All obligations of the obligors under each of the foregoing repaid or terminated indebtedness have been terminated (other than those that survive by the terms of the respective agreements).
1) If you're incapable of envisioning a host of scenarios within which this "merger" could have been fully integrated, then you're ill equipped indeed to even begin imagining running the corporation. That being the clear case; there's no point in further discussion there, nor any excessive thread creep.
2) What's your point? That his "casual frat boy" approach is useful for suckering in the most incurably gullible and weak-minded into thusly imagining themselves as somehow standing on even ground? Show anyone where this person even deigns to properly wear a friggin' suit and tie when publicly addressing the employees....and that tells you nothing regarding wholesale contempt? Sucker!

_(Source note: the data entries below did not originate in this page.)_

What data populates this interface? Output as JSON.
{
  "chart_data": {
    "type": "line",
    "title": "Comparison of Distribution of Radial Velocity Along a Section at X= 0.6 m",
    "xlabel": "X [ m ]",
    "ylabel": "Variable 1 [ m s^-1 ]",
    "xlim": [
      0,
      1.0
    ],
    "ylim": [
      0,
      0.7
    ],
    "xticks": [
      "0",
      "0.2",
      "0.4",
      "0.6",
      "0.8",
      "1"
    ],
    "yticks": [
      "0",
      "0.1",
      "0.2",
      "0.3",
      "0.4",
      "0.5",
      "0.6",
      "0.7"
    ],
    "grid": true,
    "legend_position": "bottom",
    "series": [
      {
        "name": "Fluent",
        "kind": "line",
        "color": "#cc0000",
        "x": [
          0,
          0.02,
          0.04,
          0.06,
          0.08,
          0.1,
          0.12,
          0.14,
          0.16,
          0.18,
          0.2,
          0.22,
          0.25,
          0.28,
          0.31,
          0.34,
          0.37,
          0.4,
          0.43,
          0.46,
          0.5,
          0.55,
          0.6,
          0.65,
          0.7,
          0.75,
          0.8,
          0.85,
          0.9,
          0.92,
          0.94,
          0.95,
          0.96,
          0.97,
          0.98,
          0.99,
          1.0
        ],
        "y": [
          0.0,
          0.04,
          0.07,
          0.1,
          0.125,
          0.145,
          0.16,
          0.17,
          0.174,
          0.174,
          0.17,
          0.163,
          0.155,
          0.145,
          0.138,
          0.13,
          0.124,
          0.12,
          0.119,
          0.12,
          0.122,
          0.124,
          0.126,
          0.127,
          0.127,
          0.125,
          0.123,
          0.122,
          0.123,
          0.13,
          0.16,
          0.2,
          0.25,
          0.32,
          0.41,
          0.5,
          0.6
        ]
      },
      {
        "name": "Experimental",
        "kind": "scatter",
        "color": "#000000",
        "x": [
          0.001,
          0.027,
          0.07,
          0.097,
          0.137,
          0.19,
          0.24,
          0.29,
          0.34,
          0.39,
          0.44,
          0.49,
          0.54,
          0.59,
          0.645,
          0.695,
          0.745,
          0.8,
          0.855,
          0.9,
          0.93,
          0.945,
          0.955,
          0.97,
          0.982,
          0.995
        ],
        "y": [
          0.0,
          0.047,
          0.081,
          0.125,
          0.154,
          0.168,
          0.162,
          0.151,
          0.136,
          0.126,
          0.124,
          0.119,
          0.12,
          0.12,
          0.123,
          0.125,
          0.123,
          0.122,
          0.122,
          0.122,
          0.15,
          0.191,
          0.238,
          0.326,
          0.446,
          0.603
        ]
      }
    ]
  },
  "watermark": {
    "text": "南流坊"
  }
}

USAPA (or at least it's previous leaders) are the reason we don't have a contract.
He blushes and goes weak in the knees at the mention of Doug....
1) Let me guess. If you'd gotten DOH (aka Staple the west) then everything would have been fine. Blame the: West, Arbitration, Managent
2) No tie when addressing fellow employees is required. If we were clients then I would agree, a minimum of tie, suit the best. I was introduced in a profesional setting to a tech CFO and the guy was dressed like a college student. Now that's tacky.